If I pull back the Burton label I can see the the manufacturer label has been cut, looks like just with scissors. It's quite funny this is from a major high street shop. Maybe we can all just cut our labels out with scissors and not send them to a place to pluck each one out.

Here's Burtons site, http://www.burtonmenswear.co.uk/promostores/burton/index.html?make_live=yes&promo= (not many if any cool t-shirts on there at the moment, but sometimes you can pick up some retro classics.)

Side note:
I noticed in my new Morplan catalog that they now promote their Brand It service, which is just a design your own label. I may well get some of these for my new brand of t-shirts coming soon...


----------



## Rodney (Nov 3, 2004)

That's pretty cool about that Brand It service.
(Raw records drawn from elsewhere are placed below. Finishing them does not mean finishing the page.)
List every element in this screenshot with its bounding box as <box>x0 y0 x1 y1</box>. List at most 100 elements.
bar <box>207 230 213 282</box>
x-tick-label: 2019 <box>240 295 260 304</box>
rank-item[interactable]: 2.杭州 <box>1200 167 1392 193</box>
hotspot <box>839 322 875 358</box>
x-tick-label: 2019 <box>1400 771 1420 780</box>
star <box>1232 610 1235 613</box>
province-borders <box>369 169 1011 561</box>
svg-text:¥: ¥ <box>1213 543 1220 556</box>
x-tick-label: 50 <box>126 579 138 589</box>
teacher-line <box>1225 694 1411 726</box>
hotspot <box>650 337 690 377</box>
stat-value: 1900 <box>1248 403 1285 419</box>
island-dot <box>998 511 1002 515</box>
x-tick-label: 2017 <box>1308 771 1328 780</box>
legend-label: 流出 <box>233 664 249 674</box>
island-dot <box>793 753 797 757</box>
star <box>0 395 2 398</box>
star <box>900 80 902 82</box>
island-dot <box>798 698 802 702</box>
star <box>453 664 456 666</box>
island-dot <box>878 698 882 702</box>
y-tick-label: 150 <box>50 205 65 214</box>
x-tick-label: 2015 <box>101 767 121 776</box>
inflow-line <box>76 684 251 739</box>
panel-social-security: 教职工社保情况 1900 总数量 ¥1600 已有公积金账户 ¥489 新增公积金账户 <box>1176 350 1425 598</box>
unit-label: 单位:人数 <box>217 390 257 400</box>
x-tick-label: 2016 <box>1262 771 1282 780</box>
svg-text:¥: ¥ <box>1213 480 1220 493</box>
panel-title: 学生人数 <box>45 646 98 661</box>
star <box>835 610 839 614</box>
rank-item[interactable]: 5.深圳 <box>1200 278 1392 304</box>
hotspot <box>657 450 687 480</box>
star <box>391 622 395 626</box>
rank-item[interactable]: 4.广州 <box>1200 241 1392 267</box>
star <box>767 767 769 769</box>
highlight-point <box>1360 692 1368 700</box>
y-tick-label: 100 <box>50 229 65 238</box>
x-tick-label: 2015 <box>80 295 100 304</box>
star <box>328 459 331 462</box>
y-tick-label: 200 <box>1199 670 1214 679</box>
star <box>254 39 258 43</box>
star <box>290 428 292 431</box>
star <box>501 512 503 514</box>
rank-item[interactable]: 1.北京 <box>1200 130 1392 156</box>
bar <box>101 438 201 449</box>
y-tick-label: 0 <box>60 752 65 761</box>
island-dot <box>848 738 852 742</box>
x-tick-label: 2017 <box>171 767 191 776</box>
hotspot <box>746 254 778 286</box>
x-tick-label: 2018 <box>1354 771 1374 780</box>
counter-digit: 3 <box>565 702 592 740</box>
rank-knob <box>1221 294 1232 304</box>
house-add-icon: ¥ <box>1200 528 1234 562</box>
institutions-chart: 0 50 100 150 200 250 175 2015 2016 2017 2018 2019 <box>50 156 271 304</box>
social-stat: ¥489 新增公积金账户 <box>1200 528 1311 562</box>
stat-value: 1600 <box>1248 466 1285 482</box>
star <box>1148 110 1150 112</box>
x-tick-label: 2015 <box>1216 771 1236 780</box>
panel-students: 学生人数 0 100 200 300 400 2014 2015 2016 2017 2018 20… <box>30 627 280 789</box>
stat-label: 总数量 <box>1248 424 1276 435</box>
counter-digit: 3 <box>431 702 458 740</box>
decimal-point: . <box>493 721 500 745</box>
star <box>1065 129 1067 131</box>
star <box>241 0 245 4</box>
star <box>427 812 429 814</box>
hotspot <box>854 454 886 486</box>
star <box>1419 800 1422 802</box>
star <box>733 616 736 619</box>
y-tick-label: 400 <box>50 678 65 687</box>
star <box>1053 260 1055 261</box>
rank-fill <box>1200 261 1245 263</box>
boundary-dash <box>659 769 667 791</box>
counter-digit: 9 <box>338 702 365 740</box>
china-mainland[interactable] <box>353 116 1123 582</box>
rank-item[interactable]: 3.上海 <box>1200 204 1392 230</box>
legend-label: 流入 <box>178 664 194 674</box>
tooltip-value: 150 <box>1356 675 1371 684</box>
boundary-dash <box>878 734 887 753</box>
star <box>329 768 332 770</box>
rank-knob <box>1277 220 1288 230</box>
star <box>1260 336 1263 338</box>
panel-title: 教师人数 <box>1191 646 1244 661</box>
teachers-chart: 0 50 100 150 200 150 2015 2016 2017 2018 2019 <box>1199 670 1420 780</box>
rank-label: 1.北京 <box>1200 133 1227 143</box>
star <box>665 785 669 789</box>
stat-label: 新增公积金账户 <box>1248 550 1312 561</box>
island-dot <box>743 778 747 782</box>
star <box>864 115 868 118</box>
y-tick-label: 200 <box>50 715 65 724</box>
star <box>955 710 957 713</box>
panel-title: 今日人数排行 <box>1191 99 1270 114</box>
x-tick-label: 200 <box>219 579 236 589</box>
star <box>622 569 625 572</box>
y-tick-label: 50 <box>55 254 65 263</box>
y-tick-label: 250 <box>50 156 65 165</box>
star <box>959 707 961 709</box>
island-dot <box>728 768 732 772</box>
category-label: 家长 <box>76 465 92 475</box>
Is Morplan your distributor for blanks?

There are a lot of smaller t-shirt companies here in the US that cut out the original Hanes or Fruit of the Loom label and put their own in. I guess it's an option for those that don't want to go to an official "relabeling" company.


----------



## Adam (Mar 21, 2005)

I have certainly just cut them with scissors before, it's nice to know large high street shops don't mind doing it this way too.

Morplan ( http://www.morplan.com/ ) supply all sorts of goodies for retailers. I get my mailing bags from them, and my documents enclosed envelopes. I just noticed their Brand It service and may well use them. When I do I will report back.


----------